There is a FaceBook application called weRead, where you stock your virtual bookshelf with books you’ve read and books you want to read. You can see what your friends have enjoyed, and compare notes. Plus, the application makes recommendations to you based on your lists and ratings.
All the Harry Potter books are listed as favorites on my shelf. Also, I have read a disproportionately large number of young adult fiction considering that I am not a teacher. But I was gonna be, once, so I promise that explains it. And when I was a young adult, I had a lot more time on my hands to read fun stuff.
Now all my recommendations are for kids’ books. I swear I’ve read lots and LOTS more than what’s on my shelf. My problem is that I have a terrible memory. If I could look at book covers, and read synopses, I could accurately stock the damn shelf. But I can’t. At least not today. I’ll save that time-suck for another day, perhaps. I just can’t remember all the stuff I read. I can hardly remember the stuff I’ve read in the last few months. Most people would think that means I didn’t like the book much, and in some cases that’s probably quite right. But in the majority of instances, it really is just my bad memory.
My cousin told me recently about a trip she took with her dad. On this trip, they stopped by my house. Not just stopped, but stayed. Apparently, we played poker with my brother-in-law (that sounds about right) and my cousin totally beat him (I really wish I could remember that). How do I not remember this? It was far from a regular occurrence, especially if someone besides my bro-in-law won.

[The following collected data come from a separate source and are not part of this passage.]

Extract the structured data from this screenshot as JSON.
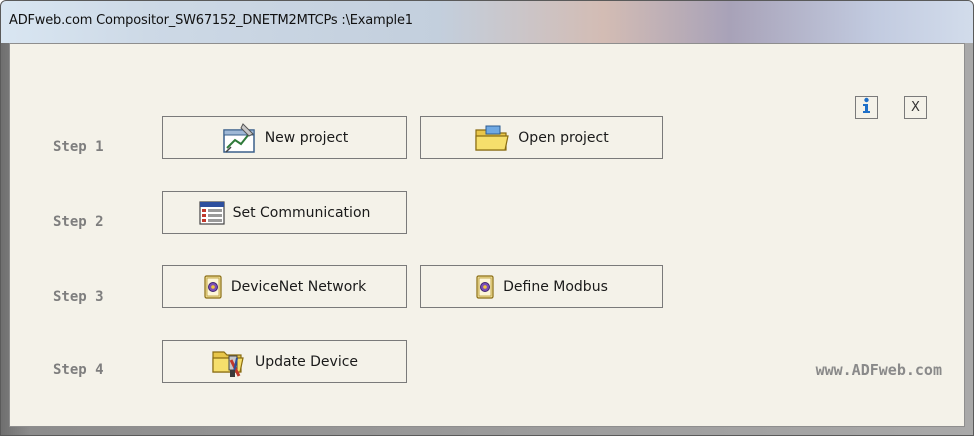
{
  "window": {
    "title": "ADFweb.com Compositor_SW67152_DNETM2MTCPs :\\Example1"
  },
  "steps": [
    {
      "label": "Step 1"
    },
    {
      "label": "Step 2"
    },
    {
      "label": "Step 3"
    },
    {
      "label": "Step 4"
    }
  ],
  "buttons": {
    "new_project": {
      "label": "New project",
      "icon": "new-project-icon"
    },
    "open_project": {
      "label": "Open project",
      "icon": "folder-open-icon"
    },
    "set_communication": {
      "label": "Set Communication",
      "icon": "settings-table-icon"
    },
    "devicenet_network": {
      "label": "DeviceNet Network",
      "icon": "device-icon"
    },
    "define_modbus": {
      "label": "Define Modbus",
      "icon": "device-icon"
    },
    "update_device": {
      "label": "Update Device",
      "icon": "update-folder-icon"
    }
  },
  "info_button": {
    "icon": "info-icon"
  },
  "close_button": {
    "label": "X"
  },
  "footer": {
    "url": "www.ADFweb.com"
  }
}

At this period in time, Hubby and I lived in Vegas. I hated those two years. And while I remember that I hated it there, I don’t remember much else. I can’t even look back at photos to jog the memory because I didn’t take any! We moved there as newlyweds and I photographed the equivalent of two rolls of film. Our first apartment, our first house, our first dog, all the visitors who suddenly loved us because we lived in Vegas… I got nothin’.
I wonder if that’s why I obsessively snap photos now, and obsessively think about scrapbooking them. Maybe it’s some subconscious reaction to my horrible memory skills.